The Accountant General for Household Plate (a sort of tax collector in his time) asked for a return from Wesley supposing he should have a good deal to show. Wesley replied, 'I have two silver teaspoons at London and two at Bristol. This is all the plate which I have at present; and will not buy any more, while so many people around me want bread.'
Jesus isn't saying that we should have no material possessions and shouldn't enjoy the good things God has given us. The rich fool had enough, and to spare, of material possessions. Specifically, he had food - so much that he couldn't store it all. Did others around him have enough food? Did he bother to find out? Did he call to mind God's frequent insistence through the prophets that we should feed the hungry, clothe the naked, give to the poor?
We do not know what life holds for us or the time of Christ's coming again in glory, so any carefully laid plans for increasing our material wealth in this world may come to nothing.
Jesus urges us to look at the needs of others, and be prepared to give of our own abundance to those who do not have enough: to give our time, our talents, our money to help those in need; to share our faith with those who have yet to recognise God's love.
Paul’s words to the Colossians about their new life in Christ seem to complement perfectly the message of the parable of the rich fool. “The world is too much with us,” Paul suggests, and the Colossians must “seek the things that are above” – setting their minds on things above not on things that are on the earth. They must “put to death” whatever in them is earthly and be renewed in the image of God.

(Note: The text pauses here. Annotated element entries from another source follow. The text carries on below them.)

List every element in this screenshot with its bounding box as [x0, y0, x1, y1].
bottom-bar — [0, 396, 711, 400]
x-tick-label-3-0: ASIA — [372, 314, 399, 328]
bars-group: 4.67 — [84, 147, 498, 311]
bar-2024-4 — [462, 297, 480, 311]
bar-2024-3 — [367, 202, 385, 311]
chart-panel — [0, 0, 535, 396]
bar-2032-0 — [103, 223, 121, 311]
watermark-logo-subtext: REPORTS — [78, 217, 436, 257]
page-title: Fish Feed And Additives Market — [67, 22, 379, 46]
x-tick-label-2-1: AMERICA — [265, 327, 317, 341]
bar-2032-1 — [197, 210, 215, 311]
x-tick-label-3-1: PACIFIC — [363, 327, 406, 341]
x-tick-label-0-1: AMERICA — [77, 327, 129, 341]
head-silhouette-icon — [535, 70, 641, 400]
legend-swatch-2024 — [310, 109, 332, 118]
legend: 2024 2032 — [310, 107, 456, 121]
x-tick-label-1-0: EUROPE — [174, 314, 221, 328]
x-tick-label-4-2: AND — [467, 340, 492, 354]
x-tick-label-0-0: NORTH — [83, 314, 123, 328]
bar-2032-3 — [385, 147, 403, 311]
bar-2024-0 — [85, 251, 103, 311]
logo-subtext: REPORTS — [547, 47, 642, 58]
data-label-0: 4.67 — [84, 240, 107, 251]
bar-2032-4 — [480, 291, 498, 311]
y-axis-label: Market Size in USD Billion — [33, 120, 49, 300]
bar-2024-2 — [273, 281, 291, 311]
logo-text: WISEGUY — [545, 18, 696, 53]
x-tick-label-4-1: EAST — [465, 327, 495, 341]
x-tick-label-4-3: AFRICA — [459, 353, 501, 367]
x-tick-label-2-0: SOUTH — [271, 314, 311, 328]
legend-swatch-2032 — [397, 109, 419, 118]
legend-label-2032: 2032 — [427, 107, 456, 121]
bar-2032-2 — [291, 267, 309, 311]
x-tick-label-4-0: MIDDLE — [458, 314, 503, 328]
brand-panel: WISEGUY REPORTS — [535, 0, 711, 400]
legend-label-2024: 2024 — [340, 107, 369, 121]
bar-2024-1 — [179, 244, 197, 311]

Here is the paradox at the heart of the Christian faith. Christians are called to be in the world but not of the world – to live life with a different set of values, to march to the beat of a different drum. Enough, is said to be as good as a feast. And the feast we have come together to share today is a reminder of God's all-sufficient love and a foretaste of the feast we will share in heaven. We come to worship the God of ‘enough’ and as you will be urged in the invitation to receive communion - Feed on him in your hearts, by faith, with thanksgiving. For if we have faith, we will be like Simeon in the Bach Cantata as he held Jesus in his arms – ‘Ich habe genug’ I have enough.